To help prepare for the Cyclebetes relay, Mather-Dugas and Liam will be participating in this weekend’s Kluane Chilkat Bike Relay from Haines Junction to Haines, Alaska. With friends and their kids riding on the tandem bike on the middle legs of the race, Mather-Dugas and Liam will do the first and last legs. Their team will be called Accu-Check Cyclebetes, sponsored by Roche Diagnostics.

“Because (the Cyclebetes relay) is not coming to the Yukon, and because we’re Yukoners, we wanted to participate in the Kluane Chilkat in the Yukon portion—and the Cyclebetes folks loved the idea,” said Mather-Dugas.

“We’re all going to have really nice jerseys with the Cyclebetes logo on them. People can write a cheque or give us cash when they see us this weekend. We have a donation sheet and we send it into the Juvenile Diabetes Research Foundation and we can have it go towards Liam’s fundraising efforts.”

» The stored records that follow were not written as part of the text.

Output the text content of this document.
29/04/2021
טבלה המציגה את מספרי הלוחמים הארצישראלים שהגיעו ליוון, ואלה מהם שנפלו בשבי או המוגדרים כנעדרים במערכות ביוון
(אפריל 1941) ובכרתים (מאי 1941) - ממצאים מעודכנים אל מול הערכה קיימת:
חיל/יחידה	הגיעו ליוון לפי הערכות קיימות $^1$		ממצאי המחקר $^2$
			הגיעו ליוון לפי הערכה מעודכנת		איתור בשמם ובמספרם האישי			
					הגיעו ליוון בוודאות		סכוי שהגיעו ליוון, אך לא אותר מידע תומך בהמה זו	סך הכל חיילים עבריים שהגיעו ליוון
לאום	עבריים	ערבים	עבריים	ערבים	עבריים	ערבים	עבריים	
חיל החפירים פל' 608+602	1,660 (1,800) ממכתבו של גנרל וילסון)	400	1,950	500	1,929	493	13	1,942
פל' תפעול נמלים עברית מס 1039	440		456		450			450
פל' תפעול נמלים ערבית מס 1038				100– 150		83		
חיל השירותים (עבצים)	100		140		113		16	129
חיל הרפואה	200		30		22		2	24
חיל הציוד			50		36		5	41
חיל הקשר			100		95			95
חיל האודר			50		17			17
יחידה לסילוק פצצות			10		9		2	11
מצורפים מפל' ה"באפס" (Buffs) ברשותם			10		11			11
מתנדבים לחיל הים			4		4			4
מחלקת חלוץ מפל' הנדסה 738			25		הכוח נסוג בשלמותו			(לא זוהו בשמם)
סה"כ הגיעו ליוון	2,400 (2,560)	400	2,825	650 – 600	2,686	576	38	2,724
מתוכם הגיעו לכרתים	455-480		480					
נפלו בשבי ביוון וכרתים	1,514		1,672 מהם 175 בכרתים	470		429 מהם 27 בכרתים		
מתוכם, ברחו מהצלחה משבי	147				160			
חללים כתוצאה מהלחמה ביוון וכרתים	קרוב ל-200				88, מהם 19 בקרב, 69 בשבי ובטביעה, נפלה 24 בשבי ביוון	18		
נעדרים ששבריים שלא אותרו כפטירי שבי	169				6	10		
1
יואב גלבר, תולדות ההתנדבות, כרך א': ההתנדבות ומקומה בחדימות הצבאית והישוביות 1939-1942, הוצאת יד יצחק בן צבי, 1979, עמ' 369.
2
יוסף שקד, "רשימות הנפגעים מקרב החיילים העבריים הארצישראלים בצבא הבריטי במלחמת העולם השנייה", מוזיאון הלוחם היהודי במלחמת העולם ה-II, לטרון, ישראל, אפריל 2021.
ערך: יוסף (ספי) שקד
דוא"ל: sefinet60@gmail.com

Juvenile diabetes, otherwise called Type 1 diabetes or insulin dependant diabetes, results from the pancreas’ inability to produce insulin, a hormone that distributes glucose into the body’s cells to give them energy. The removal of the insulin results in glucose remaining in the blood where if can endanger the health of the heart, kidneys, eyes, nerves, gums and teeth.

“We still don’t know exactly what happened (with Liam),” said Mather-Dugas. “At one point our son had strep throat and his body not only attacked the virus but killed his pancreas cells by mistake. And the pancreas produced insulin, which we need to live.

“If he didn’t get diagnosed, he would have died. And now he has to receive insulin every day to stay alive.”

Those who would like to sponsor Liam can do so by visiting cyclebetes.com, clicking on “Meet the Teams,” and following the Quebec team’s link to Liam’s webpage.

So far Liam has raised 75 per cent of the $2,500 fundraising goal.